Building upon the theme that you cannot have privacy, even if you are a cybercriminal or cybersecurity expert, you cannot have privacy if you are a social media aficionado.
And no greater illustration of the social media aficionado is there than Mark Zuckerburg, uberfacebook leader of the world.
A man with over a billion followers, and a man with over a billion dollars.
You would think that a social media billionaire could keep things secret … but no.
Zuckerberg is the leakiest person I know.
Almost every other day, I find there’s another batch of dirge on Zuckerberg that was meant to be private and has now become public.
The first batch I found via Gawker in 2009:
Facebook controversially forced profile pictures into public and pushed users to share candids with the whole world ... as a result of it, Mark Zuckerberg has gone from sharing very little of his personal Facebook content with the public to sharing a whole lot.

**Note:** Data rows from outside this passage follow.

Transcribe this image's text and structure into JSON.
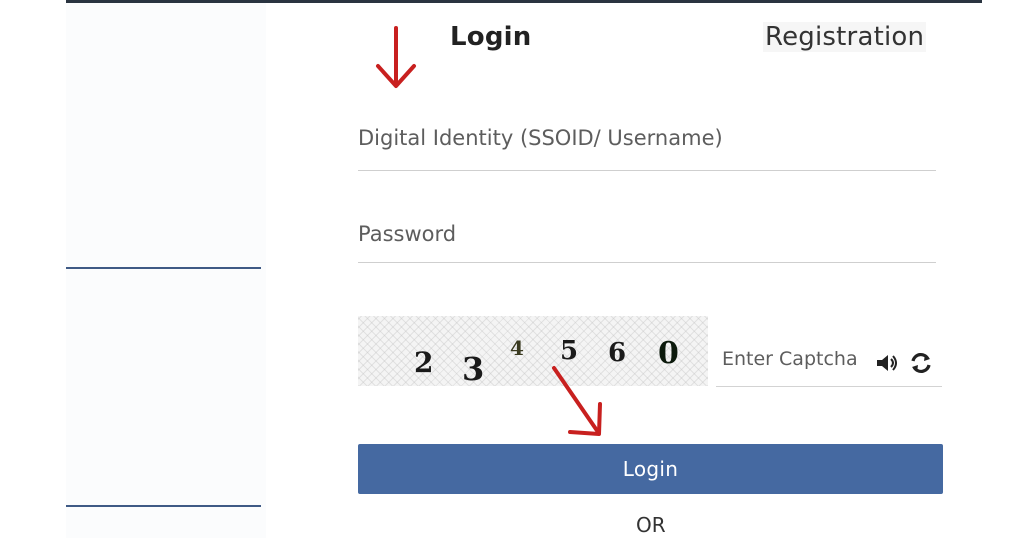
{
  "tabs": {
    "login_label": "Login",
    "registration_label": "Registration"
  },
  "form": {
    "username_placeholder": "Digital Identity (SSOID/ Username)",
    "password_placeholder": "Password",
    "captcha_digits": [
      "2",
      "3",
      "4",
      "5",
      "6",
      "0"
    ],
    "captcha_placeholder": "Enter Captcha",
    "login_button_label": "Login",
    "or_text": "OR"
  },
  "icons": {
    "audio": "speaker-icon",
    "refresh": "refresh-icon",
    "annotation": "red-arrow-icon"
  },
  "colors": {
    "button": "#4569a1",
    "annotation_arrow": "#c8201f",
    "left_rule": "#3f5a85"
  }
}
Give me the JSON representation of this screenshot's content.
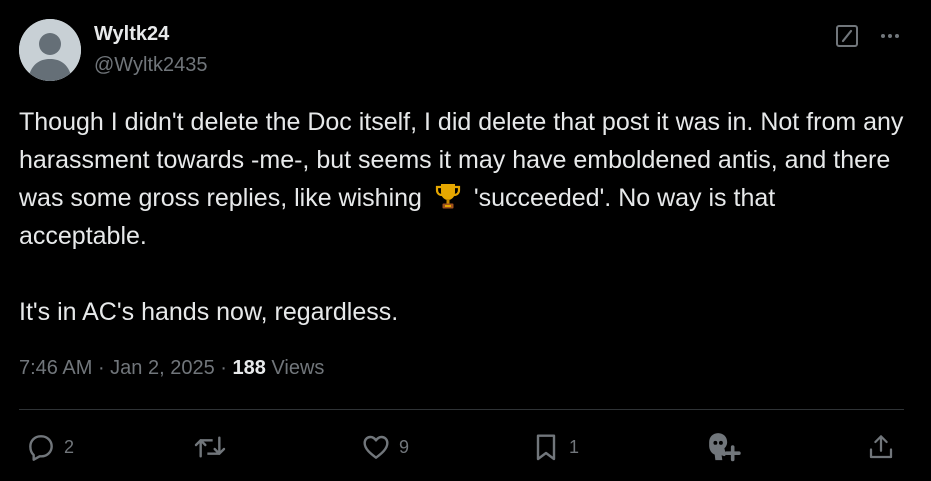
{
  "author": {
    "name": "Wyltk24",
    "handle": "@Wyltk2435"
  },
  "header_icons": {
    "grok": "grok-slash-icon",
    "more": "more-icon"
  },
  "tweet": {
    "paragraphs": [
      {
        "before_emoji": "Though I didn't delete the Doc itself, I did delete that post it was in. Not from any harassment towards -me-, but seems it may have emboldened antis, and there was some gross replies, like wishing ",
        "emoji": "🏆",
        "after_emoji": " 'succeeded'. No way is that acceptable."
      },
      {
        "text": "It's in AC's hands now, regardless."
      }
    ]
  },
  "meta": {
    "time": "7:46 AM",
    "sep1": " · ",
    "date": "Jan 2, 2025",
    "sep2": " · ",
    "views_count": "188",
    "views_label": " Views"
  },
  "actions": {
    "reply": {
      "icon": "reply-icon",
      "count": "2"
    },
    "retweet": {
      "icon": "retweet-icon",
      "count": ""
    },
    "like": {
      "icon": "heart-icon",
      "count": "9"
    },
    "bookmark": {
      "icon": "bookmark-icon",
      "count": "1"
    },
    "grok": {
      "icon": "grok-person-plus-icon"
    },
    "share": {
      "icon": "share-icon"
    }
  },
  "colors": {
    "background": "#000000",
    "text_primary": "#e7e9ea",
    "text_secondary": "#71767b",
    "divider": "#2f3336",
    "avatar_bg": "#c8d0d5",
    "trophy": "#e6a700"
  }
}
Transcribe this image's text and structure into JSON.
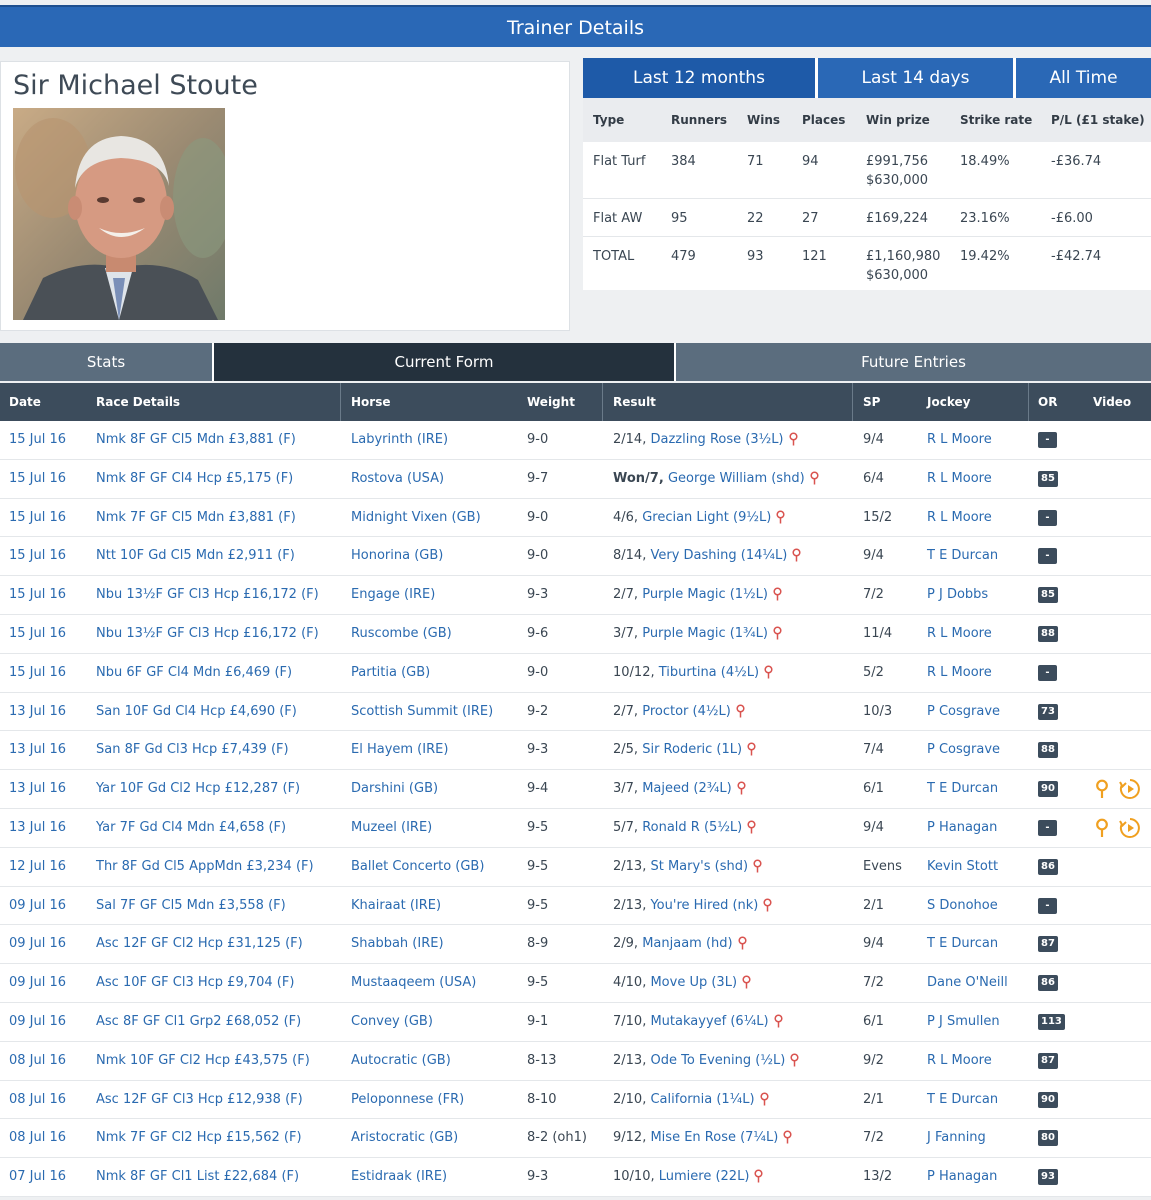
{
  "header": {
    "title": "Trainer Details"
  },
  "trainer": {
    "name": "Sir Michael Stoute"
  },
  "period_tabs": [
    "Last 12 months",
    "Last 14 days",
    "All Time"
  ],
  "stats": {
    "columns": [
      "Type",
      "Runners",
      "Wins",
      "Places",
      "Win prize",
      "Strike rate",
      "P/L (£1 stake)"
    ],
    "rows": [
      {
        "type": "Flat Turf",
        "runners": "384",
        "wins": "71",
        "places": "94",
        "prize1": "£991,756",
        "prize2": "$630,000",
        "strike": "18.49%",
        "pl": "-£36.74"
      },
      {
        "type": "Flat AW",
        "runners": "95",
        "wins": "22",
        "places": "27",
        "prize1": "£169,224",
        "prize2": "",
        "strike": "23.16%",
        "pl": "-£6.00"
      },
      {
        "type": "TOTAL",
        "runners": "479",
        "wins": "93",
        "places": "121",
        "prize1": "£1,160,980",
        "prize2": "$630,000",
        "strike": "19.42%",
        "pl": "-£42.74"
      }
    ]
  },
  "main_tabs": [
    "Stats",
    "Current Form",
    "Future Entries"
  ],
  "form": {
    "columns": [
      "Date",
      "Race Details",
      "Horse",
      "Weight",
      "Result",
      "SP",
      "Jockey",
      "OR",
      "Video"
    ],
    "rows": [
      {
        "date": "15 Jul 16",
        "race": "Nmk 8F GF Cl5 Mdn £3,881 (F)",
        "horse": "Labyrinth (IRE)",
        "weight": "9-0",
        "pos": "2/14,",
        "winner": "Dazzling Rose (3½L)",
        "sp": "9/4",
        "jockey": "R L Moore",
        "or": "-"
      },
      {
        "date": "15 Jul 16",
        "race": "Nmk 8F GF Cl4 Hcp £5,175 (F)",
        "horse": "Rostova (USA)",
        "weight": "9-7",
        "pos": "Won/7,",
        "winner": "George William (shd)",
        "sp": "6/4",
        "jockey": "R L Moore",
        "or": "85"
      },
      {
        "date": "15 Jul 16",
        "race": "Nmk 7F GF Cl5 Mdn £3,881 (F)",
        "horse": "Midnight Vixen (GB)",
        "weight": "9-0",
        "pos": "4/6,",
        "winner": "Grecian Light (9½L)",
        "sp": "15/2",
        "jockey": "R L Moore",
        "or": "-"
      },
      {
        "date": "15 Jul 16",
        "race": "Ntt 10F Gd Cl5 Mdn £2,911 (F)",
        "horse": "Honorina (GB)",
        "weight": "9-0",
        "pos": "8/14,",
        "winner": "Very Dashing (14¼L)",
        "sp": "9/4",
        "jockey": "T E Durcan",
        "or": "-"
      },
      {
        "date": "15 Jul 16",
        "race": "Nbu 13½F GF Cl3 Hcp £16,172 (F)",
        "horse": "Engage (IRE)",
        "weight": "9-3",
        "pos": "2/7,",
        "winner": "Purple Magic (1½L)",
        "sp": "7/2",
        "jockey": "P J Dobbs",
        "or": "85"
      },
      {
        "date": "15 Jul 16",
        "race": "Nbu 13½F GF Cl3 Hcp £16,172 (F)",
        "horse": "Ruscombe (GB)",
        "weight": "9-6",
        "pos": "3/7,",
        "winner": "Purple Magic (1¾L)",
        "sp": "11/4",
        "jockey": "R L Moore",
        "or": "88"
      },
      {
        "date": "15 Jul 16",
        "race": "Nbu 6F GF Cl4 Mdn £6,469 (F)",
        "horse": "Partitia (GB)",
        "weight": "9-0",
        "pos": "10/12,",
        "winner": "Tiburtina (4½L)",
        "sp": "5/2",
        "jockey": "R L Moore",
        "or": "-"
      },
      {
        "date": "13 Jul 16",
        "race": "San 10F Gd Cl4 Hcp £4,690 (F)",
        "horse": "Scottish Summit (IRE)",
        "weight": "9-2",
        "pos": "2/7,",
        "winner": "Proctor (4½L)",
        "sp": "10/3",
        "jockey": "P Cosgrave",
        "or": "73"
      },
      {
        "date": "13 Jul 16",
        "race": "San 8F Gd Cl3 Hcp £7,439 (F)",
        "horse": "El Hayem (IRE)",
        "weight": "9-3",
        "pos": "2/5,",
        "winner": "Sir Roderic (1L)",
        "sp": "7/4",
        "jockey": "P Cosgrave",
        "or": "88"
      },
      {
        "date": "13 Jul 16",
        "race": "Yar 10F Gd Cl2 Hcp £12,287 (F)",
        "horse": "Darshini (GB)",
        "weight": "9-4",
        "pos": "3/7,",
        "winner": "Majeed (2¾L)",
        "sp": "6/1",
        "jockey": "T E Durcan",
        "or": "90",
        "video": true
      },
      {
        "date": "13 Jul 16",
        "race": "Yar 7F Gd Cl4 Mdn £4,658 (F)",
        "horse": "Muzeel (IRE)",
        "weight": "9-5",
        "pos": "5/7,",
        "winner": "Ronald R (5½L)",
        "sp": "9/4",
        "jockey": "P Hanagan",
        "or": "-",
        "video": true
      },
      {
        "date": "12 Jul 16",
        "race": "Thr 8F Gd Cl5 AppMdn £3,234 (F)",
        "horse": "Ballet Concerto (GB)",
        "weight": "9-5",
        "pos": "2/13,",
        "winner": "St Mary's (shd)",
        "sp": "Evens",
        "jockey": "Kevin Stott",
        "or": "86"
      },
      {
        "date": "09 Jul 16",
        "race": "Sal 7F GF Cl5 Mdn £3,558 (F)",
        "horse": "Khairaat (IRE)",
        "weight": "9-5",
        "pos": "2/13,",
        "winner": "You're Hired (nk)",
        "sp": "2/1",
        "jockey": "S Donohoe",
        "or": "-"
      },
      {
        "date": "09 Jul 16",
        "race": "Asc 12F GF Cl2 Hcp £31,125 (F)",
        "horse": "Shabbah (IRE)",
        "weight": "8-9",
        "pos": "2/9,",
        "winner": "Manjaam (hd)",
        "sp": "9/4",
        "jockey": "T E Durcan",
        "or": "87"
      },
      {
        "date": "09 Jul 16",
        "race": "Asc 10F GF Cl3 Hcp £9,704 (F)",
        "horse": "Mustaaqeem (USA)",
        "weight": "9-5",
        "pos": "4/10,",
        "winner": "Move Up (3L)",
        "sp": "7/2",
        "jockey": "Dane O'Neill",
        "or": "86"
      },
      {
        "date": "09 Jul 16",
        "race": "Asc 8F GF Cl1 Grp2 £68,052 (F)",
        "horse": "Convey (GB)",
        "weight": "9-1",
        "pos": "7/10,",
        "winner": "Mutakayyef (6¼L)",
        "sp": "6/1",
        "jockey": "P J Smullen",
        "or": "113"
      },
      {
        "date": "08 Jul 16",
        "race": "Nmk 10F GF Cl2 Hcp £43,575 (F)",
        "horse": "Autocratic (GB)",
        "weight": "8-13",
        "pos": "2/13,",
        "winner": "Ode To Evening (½L)",
        "sp": "9/2",
        "jockey": "R L Moore",
        "or": "87"
      },
      {
        "date": "08 Jul 16",
        "race": "Asc 12F GF Cl3 Hcp £12,938 (F)",
        "horse": "Peloponnese (FR)",
        "weight": "8-10",
        "pos": "2/10,",
        "winner": "California (1¼L)",
        "sp": "2/1",
        "jockey": "T E Durcan",
        "or": "90"
      },
      {
        "date": "08 Jul 16",
        "race": "Nmk 7F GF Cl2 Hcp £15,562 (F)",
        "horse": "Aristocratic (GB)",
        "weight": "8-2 (oh1)",
        "pos": "9/12,",
        "winner": "Mise En Rose (7¼L)",
        "sp": "7/2",
        "jockey": "J Fanning",
        "or": "80"
      },
      {
        "date": "07 Jul 16",
        "race": "Nmk 8F GF Cl1 List £22,684 (F)",
        "horse": "Estidraak (IRE)",
        "weight": "9-3",
        "pos": "10/10,",
        "winner": "Lumiere (22L)",
        "sp": "13/2",
        "jockey": "P Hanagan",
        "or": "93"
      }
    ]
  },
  "colors": {
    "brand_blue": "#2a68b6",
    "table_head": "#3c4c5c",
    "link": "#2a6ab0",
    "accent_orange": "#f0a020"
  },
  "icons": {
    "result_pin": "pin-icon",
    "video_pin": "location-pin-icon",
    "video_play": "play-icon"
  }
}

Where the public could see just one photo of the Facebook co-founder in October, strangers now have access to a cache of 290 shots.
This was followed last year when the Telegraph and other media leaked lots of private Zuckerbag pics due to a major flaw in Facebook's privacy system.
Then Facebook buys Instagram, primarily as a snub against Twitter, and lo and behold we see Marks’ sister, Randi Zuckbag, mad as hell that her private pictures are being leaked.
This was a Christmas family photo that had been marked personal and only shared with her closest friends and family.
It happened to get linked to a tweet amongst her circle of life, and then got retweeted rapidly by thousands of net geeks.
Randi went on to post a tweet in response:
And this is what has caused the real furore as privacy doesn’t matter to Facebook, unless you are one of Facebook’s own.
This is going to get messier yet, when you see these comments from Mark Suckbag himself:
“The question isn't, 'What do we want to know about people?', It's, 'What do people want to tell about themselves?'” [more]
“People have really gotten comfortable not only sharing more information and different kinds, but more openly and with more people.” [more]
“The power here is that people have information they don’t want to share with everyone. If you give people very tight control over what information they are sharing or who they are sharing with they will actually share more. One example is that one third of our users share their cell phone number on the site.” [more]
“By giving people the power to share, we're making the world more transparent.” [more]
“They trust me — dumb fucks.” [more]
Source: TECHi
And this all comes back to banking as it’s the easiest way to compromise a customer. As I said two years ago, banks need to advise customers on the do’s and don’ts of social networking.